Let's look at a standard, vulnerable HTTP server:

const http = require('http');

const server = http.createServer((req, res) => {
  res.writeHead(200, { 'Content-Type': 'text/plain' });
  res.end('Hello World\n');
});

// By default, this might be 5000ms (5 seconds)
// This is a recipe for 502s if your LB timeout is 60s
server.listen(3000);

The Fix: Outlasting the Load Balancer

The rule of thumb is simple: Your Node.js server must wait longer than your Load Balancer before closing an idle connection.

If the Load Balancer is the one to close the connection first, it knows the connection is dead and won't try to send data through it. If Node.js closes it first without the LB knowing, you get the race condition.

Here is how you actually configure the server to be "LB-safe":

const http = require('http');

const server = http.createServer((req, res) => {
  res.status(200).send('Fixed the race condition!');
});

// 1. Set keepAliveTimeout to be higher than your LB timeout.
// If AWS ALB is 60 seconds, set this to 65 seconds.
server.keepAliveTimeout = 65000; 

// 2. Ensure headersTimeout is set higher than keepAliveTimeout.
// Node.js docs recommend setting this higher than keepAliveTimeout.
server.headersTimeout = 66000; 

server.listen(3000, () => {
  console.log('Server running on port 3000');
});

Why two different timeouts?

You might wonder why we’re touching headersTimeout. Node.js uses this to limit how long it waits to receive all the HTTP headers from the client.

A weird quirk in the Node.js implementation (specifically in the _http_server.js core) requires headersTimeout to be larger than keepAliveTimeout to ensure that the timer for the next request’s headers is correctly reset after a keep-alive response is sent. If you don't do this, you might find your connections being dropped even more aggressively.

Real-world Framework Examples

If you are using Express, the logic remains the same because app.listen() returns the underlying HTTP server object.

Express.js Implementation

const express = require('express');
const app = express();

app.get('/', (req, res) => res.send('Stable Connection'));

const server = app.listen(3000);

// Fix the race condition
server.keepAliveTimeout = 65000;
server.headersTimeout = 66000;

Fastify Implementation

Fastify handles things a bit differently since it encapsulates the server creation, but you can still get to the raw server instance or set it via options in newer versions.

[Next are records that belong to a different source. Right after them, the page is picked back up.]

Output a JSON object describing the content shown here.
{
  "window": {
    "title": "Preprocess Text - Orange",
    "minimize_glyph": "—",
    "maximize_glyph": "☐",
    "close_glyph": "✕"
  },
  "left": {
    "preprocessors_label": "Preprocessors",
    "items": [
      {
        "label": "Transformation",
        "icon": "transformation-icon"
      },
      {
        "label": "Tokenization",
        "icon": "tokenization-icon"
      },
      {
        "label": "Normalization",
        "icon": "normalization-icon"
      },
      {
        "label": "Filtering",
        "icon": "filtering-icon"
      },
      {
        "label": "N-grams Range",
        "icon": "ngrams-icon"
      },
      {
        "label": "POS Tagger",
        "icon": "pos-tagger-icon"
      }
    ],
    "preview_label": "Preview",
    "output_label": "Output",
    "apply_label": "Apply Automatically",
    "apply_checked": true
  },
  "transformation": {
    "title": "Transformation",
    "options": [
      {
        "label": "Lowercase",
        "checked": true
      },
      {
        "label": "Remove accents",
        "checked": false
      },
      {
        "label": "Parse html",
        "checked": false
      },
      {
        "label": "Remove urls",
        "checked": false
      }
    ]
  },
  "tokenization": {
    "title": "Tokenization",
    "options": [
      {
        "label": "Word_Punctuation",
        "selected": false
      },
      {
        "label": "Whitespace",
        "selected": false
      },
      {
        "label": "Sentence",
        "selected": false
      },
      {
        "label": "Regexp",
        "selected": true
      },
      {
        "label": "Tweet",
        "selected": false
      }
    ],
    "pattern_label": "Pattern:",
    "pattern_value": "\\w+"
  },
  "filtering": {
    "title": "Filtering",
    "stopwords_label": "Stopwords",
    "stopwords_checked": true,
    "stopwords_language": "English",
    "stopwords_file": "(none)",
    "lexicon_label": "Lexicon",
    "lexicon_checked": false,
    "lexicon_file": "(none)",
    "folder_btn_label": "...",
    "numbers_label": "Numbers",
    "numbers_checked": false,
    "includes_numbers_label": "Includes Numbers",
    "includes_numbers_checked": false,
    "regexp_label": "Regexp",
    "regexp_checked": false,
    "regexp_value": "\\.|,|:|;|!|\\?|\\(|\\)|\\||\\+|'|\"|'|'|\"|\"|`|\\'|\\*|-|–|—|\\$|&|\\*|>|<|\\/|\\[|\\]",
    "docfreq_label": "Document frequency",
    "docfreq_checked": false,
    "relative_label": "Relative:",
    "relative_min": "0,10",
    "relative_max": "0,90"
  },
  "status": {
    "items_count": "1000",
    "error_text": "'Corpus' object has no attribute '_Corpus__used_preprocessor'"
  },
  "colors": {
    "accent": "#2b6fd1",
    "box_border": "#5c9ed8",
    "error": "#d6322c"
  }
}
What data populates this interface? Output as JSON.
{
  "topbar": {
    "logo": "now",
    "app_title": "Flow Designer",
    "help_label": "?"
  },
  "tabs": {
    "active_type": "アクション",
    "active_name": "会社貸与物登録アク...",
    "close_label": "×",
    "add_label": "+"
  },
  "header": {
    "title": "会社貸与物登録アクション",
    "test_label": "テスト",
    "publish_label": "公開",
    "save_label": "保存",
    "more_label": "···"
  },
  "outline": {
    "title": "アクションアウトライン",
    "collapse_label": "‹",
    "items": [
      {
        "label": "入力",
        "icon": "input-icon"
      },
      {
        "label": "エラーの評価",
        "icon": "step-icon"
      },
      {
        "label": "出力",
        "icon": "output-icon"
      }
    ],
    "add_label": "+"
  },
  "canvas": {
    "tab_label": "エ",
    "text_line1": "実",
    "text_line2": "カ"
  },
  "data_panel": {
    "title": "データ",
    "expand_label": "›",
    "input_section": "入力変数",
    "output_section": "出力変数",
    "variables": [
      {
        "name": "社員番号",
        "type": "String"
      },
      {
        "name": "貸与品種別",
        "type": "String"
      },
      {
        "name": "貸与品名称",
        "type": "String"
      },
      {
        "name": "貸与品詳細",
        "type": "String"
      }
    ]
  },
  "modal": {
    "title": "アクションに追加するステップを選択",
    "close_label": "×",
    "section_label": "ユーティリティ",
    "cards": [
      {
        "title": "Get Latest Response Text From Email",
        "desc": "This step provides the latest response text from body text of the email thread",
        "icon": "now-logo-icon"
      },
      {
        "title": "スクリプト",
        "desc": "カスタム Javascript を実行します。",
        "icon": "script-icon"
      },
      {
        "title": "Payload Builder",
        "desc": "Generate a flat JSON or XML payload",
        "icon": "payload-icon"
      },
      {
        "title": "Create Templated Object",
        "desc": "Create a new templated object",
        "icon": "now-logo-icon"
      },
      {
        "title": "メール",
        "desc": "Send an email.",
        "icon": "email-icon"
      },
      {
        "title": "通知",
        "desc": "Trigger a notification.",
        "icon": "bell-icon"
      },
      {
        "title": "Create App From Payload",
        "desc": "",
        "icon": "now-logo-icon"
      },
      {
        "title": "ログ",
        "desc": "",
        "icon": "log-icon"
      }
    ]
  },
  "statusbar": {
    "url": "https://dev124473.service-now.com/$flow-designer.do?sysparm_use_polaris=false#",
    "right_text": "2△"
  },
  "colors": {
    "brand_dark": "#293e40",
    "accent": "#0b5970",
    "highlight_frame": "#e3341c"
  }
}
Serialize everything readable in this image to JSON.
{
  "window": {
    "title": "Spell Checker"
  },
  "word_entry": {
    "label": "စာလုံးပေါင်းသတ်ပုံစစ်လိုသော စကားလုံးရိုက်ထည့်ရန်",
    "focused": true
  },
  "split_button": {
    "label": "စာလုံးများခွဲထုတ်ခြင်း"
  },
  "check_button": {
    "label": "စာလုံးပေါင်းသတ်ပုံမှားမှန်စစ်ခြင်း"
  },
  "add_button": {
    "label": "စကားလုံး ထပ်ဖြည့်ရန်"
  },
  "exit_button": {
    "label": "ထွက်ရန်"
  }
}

const fastify = require('fastify')({
  // In newer versions, you can pass these directly
  serverFactory: (handler) => {
    const server = require('http').createServer(handler);
    server.keepAliveTimeout = 65000;
    server.headersTimeout = 66000;
    return server;
  }
});

fastify.listen({ port: 3000 });

How do you know if this is your problem?

If you aren't sure if your 502s are caused by this millisecond misalignment, check your Load Balancer logs (like AWS S3 access logs).

Look for:
1. ELB State: A target_status_code of - or 502.
2. Request Processing Time: A value of -1 or a near-zero response time.
3. Frequency: Errors that occur primarily during periods of low-to-medium traffic (high traffic keeps connections active, so they don't hit the idle timeout as often).

Final Thoughts

The cloud is full of "invisible" defaults that work 99% of the time but fail spectacularly when they clash. While it feels trivial to bump a timeout from 5 seconds to 65 seconds, it’s often the difference between a "flaky" infrastructure and a rock-solid one.

If you’re running on AWS, 65 seconds is your magic number. It gives the Load Balancer plenty of time to be the one to hang up the phone first, ensuring your Node.js process isn't pulling the rug out from under your traffic.